Quei tre fratelli neri con una grande coda

Quei tre fratelli neri con una grande coda

di Paolo Ghezzi

Tre. L’uno a fianco dell’altro, in obliquo sul palco. Tutti e tre lucidi. Tutti e tre neri. Tutti e tre con la pelle di legno e un’anima meccanica e uno scheletro di ghisa. Tutti e tre Steinway. Anzi, Steinway & Sons.
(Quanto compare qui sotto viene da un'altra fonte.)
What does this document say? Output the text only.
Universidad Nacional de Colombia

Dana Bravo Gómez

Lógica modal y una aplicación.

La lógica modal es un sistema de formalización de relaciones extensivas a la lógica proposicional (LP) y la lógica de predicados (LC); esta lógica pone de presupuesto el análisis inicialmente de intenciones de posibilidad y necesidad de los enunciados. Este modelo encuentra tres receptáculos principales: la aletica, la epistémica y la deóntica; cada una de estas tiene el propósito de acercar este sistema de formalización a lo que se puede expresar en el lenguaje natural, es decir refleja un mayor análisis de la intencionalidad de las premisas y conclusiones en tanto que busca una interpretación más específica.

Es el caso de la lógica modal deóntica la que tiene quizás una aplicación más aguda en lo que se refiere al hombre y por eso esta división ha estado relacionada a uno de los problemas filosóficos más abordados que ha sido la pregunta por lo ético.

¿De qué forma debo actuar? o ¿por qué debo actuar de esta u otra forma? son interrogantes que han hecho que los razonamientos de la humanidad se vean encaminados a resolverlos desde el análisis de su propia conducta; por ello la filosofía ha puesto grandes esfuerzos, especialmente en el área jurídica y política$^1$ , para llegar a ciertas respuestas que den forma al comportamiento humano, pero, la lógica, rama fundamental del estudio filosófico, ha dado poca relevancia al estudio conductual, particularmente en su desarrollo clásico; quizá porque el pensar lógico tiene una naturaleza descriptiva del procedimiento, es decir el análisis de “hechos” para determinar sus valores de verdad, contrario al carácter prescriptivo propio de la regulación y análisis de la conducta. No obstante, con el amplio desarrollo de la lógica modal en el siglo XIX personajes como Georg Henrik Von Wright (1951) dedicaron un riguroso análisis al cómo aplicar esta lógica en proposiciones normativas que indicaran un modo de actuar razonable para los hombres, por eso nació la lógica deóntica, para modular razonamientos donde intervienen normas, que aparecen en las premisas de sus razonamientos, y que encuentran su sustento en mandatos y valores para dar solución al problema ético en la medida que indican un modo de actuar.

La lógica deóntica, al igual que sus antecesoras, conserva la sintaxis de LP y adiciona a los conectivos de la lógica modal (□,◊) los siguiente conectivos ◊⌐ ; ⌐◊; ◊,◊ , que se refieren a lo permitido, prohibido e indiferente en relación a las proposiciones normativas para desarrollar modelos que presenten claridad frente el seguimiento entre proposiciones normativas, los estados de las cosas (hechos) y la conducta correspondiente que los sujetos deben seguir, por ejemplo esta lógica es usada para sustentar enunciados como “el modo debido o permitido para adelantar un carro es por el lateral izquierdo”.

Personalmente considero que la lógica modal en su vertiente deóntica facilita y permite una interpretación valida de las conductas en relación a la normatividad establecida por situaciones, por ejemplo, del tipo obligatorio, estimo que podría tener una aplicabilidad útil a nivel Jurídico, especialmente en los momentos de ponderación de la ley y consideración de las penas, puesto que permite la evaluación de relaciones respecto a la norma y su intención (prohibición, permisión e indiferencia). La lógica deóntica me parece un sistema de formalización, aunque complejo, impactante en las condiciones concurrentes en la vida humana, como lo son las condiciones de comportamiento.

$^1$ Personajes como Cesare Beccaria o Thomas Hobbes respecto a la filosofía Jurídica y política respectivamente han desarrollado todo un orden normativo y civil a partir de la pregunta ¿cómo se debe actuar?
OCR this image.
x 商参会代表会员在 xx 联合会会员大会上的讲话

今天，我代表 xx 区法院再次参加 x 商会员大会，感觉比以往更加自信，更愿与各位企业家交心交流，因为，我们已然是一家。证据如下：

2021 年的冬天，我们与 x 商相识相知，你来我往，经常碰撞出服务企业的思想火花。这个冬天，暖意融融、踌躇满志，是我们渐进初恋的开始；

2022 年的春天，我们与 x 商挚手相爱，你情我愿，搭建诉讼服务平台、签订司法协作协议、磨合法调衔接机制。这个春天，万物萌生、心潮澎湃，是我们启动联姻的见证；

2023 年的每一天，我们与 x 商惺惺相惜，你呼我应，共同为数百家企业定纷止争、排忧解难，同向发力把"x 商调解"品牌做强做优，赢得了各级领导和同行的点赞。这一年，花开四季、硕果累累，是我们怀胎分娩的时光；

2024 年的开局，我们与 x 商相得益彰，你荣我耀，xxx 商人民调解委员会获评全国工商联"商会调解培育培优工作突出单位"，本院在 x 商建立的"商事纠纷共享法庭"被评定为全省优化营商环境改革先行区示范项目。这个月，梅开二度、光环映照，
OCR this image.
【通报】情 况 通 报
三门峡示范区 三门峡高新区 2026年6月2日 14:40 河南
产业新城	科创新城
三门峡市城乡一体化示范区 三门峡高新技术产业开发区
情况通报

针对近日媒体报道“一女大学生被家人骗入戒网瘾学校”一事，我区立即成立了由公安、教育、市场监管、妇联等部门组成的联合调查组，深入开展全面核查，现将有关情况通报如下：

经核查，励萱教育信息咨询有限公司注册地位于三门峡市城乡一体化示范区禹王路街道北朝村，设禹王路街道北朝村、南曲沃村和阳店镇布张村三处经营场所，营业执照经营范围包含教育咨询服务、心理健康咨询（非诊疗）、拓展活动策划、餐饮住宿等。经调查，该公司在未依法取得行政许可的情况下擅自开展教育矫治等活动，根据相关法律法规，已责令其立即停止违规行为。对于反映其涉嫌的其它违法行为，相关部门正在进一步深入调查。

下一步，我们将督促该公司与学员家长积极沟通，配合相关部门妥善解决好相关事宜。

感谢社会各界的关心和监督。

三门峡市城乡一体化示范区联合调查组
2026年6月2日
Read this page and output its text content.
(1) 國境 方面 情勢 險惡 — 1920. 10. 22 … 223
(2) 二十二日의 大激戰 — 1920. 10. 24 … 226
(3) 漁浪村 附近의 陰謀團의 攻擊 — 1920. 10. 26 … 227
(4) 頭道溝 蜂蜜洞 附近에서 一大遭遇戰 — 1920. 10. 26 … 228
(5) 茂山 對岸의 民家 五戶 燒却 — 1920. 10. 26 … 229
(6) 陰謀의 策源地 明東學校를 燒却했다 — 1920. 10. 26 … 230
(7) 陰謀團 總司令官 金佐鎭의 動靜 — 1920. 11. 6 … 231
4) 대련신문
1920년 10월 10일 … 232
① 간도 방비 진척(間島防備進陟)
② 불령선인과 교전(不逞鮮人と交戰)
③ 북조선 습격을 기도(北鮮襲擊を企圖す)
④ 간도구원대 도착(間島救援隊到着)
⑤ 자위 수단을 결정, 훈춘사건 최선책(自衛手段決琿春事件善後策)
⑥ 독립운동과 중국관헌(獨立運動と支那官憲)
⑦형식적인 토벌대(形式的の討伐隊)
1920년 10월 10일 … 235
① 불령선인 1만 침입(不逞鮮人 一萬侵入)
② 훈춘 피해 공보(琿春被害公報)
Bella l’idea del presidente della Filarmonica Lorenzo Arnoldi e del direttore artistico Antonio Carlini, di offrire al pubblico una vera e propria serata battesimale per l’ultimo pianoforte Steinway scelto ad Amburgo tra nove fratelli solo apparentemente identici. Perché ogni pianoforte - a differenza dei telefoni cellulari - ha la sua storia, la sua anima e la sua voce. E il musicista che ci mette su le mani, su quella magica sequenza di tasti bianchi e tasti neri, riesce a percepirne le più sottili differenze. I colori. Le vibrazioni. L’umore profondo.

Il nuovo arrivato - modello D, numero di matricola 603238 - in mezzo ai due fratelli maggiori, lo Steinway del 1951 e lo Steinway del 1984, entrambi restaurati di recente - risaltava soprattutto, agli occhi dei profani, per i suoi «piedi» scintillanti, le ruote dorate che risplendevano, colpite dalle luci, sotto l’ombra nera ma anch’essa brillante delle gran code.

Poi, il pianista Francesco Maria Moncher, primo dei tre giovani musicisti che hanno fatto apprezzare al pubblico i diversi colori dei tre fratelli neri, ha eseguito tre piccoli estratti da Bach, Beethoven e Chopin su ciascuno dei tre Steinway, in sequenze diverse, lasciando agli ascoltatori attenti il compito di decidere qual era il loro Steinway preferito.

La prima esecuzione di una composizione inedita di Roberto Di Marino, espressamente commissionata dalla Filarmonica per l’occasione - Moncher allo Steinway più anziano, Antonio Maria Fracchetti al nuovo venuto, Gabriele Iorio al terzo - ha completato il ricco assaggio solistico, poi concluso da un pezzo della Piccola Orchestra Lumière di Nicola Segatta.
Un bel modo di presentare alla città uno strumento che «costa come un miniappartamento» (parola di Arnoldi; oltre 120mila euro), che è stato in parte pagato dalla comunità (attraverso il contributo della Provincia) e che alla comunità è destinato.

Non c’è da meravigliarsi che abbiano voci diverse i fratelli neri; o bianconeri, se ci si ferma alla tastiera: «ebony and ivory live together in perfect harmony», cantava Stevie Wonder, «ebano e avorio vivono insieme in perfetta armonia, perché noi due invece no?».
Sagoma stagionata per otto settimane, l’80% del lavoro ancora manuale, nelle fabbriche di New York e Amburgo, 19 mesi per far nascere un nuovo neonato pianoforte, ogni Steinway ha la sua voce e, pur nella garanzia della massima qualità possibile, le sue caratteristiche. Stevie Wonder non è Ray Charles, Prince non è Muddy Waters e lo Steinway del 2016 non è lo Steinway del 1951 (quello che rimarrà in Filarmonica; per il terzo non c’è posto, per cui sarà adottato da qualche altra famiglia musicale).

Agli ascoltatori ammirati dell’arte di chi sa mettere le mani su quelle perfette tastiere e raccontarci antiche e nuove armonie, consonanze e dissonanze, rimane il mistero di come i «filarmonici» di Trento abbiano fatto a scegliere lo Steinway giusto, in poche ore lassù ad Amburgo: nobile città di mare e commerci, di scrittori e guerrieri, dello Spiegel e dell’Elba, cantata come una donna irresistibile e perduta dalla voce profonda del reduce sconfitto Wolfgang Borchert, città di terra e di fiume, della gabbianella e del gatto, che ospitò il primo live dei Beatles e ha dato i natali alla squadra più comunista del mondo, quella del quartiere a luci rosse di St. Pauli.

Come abbiano fatto a scegliere, tra nove fratelli neri dalla bocca bianconera e dalla gran coda di 274 centimetri, il D 603238 che adesso canterà per i frequentatori di una Società che ha 221 anni di vita e non ha smesso di emozionarsi per le due mani che corrono su 88 tasti. E raccontano il bianco e il nero delle nostre esistenze.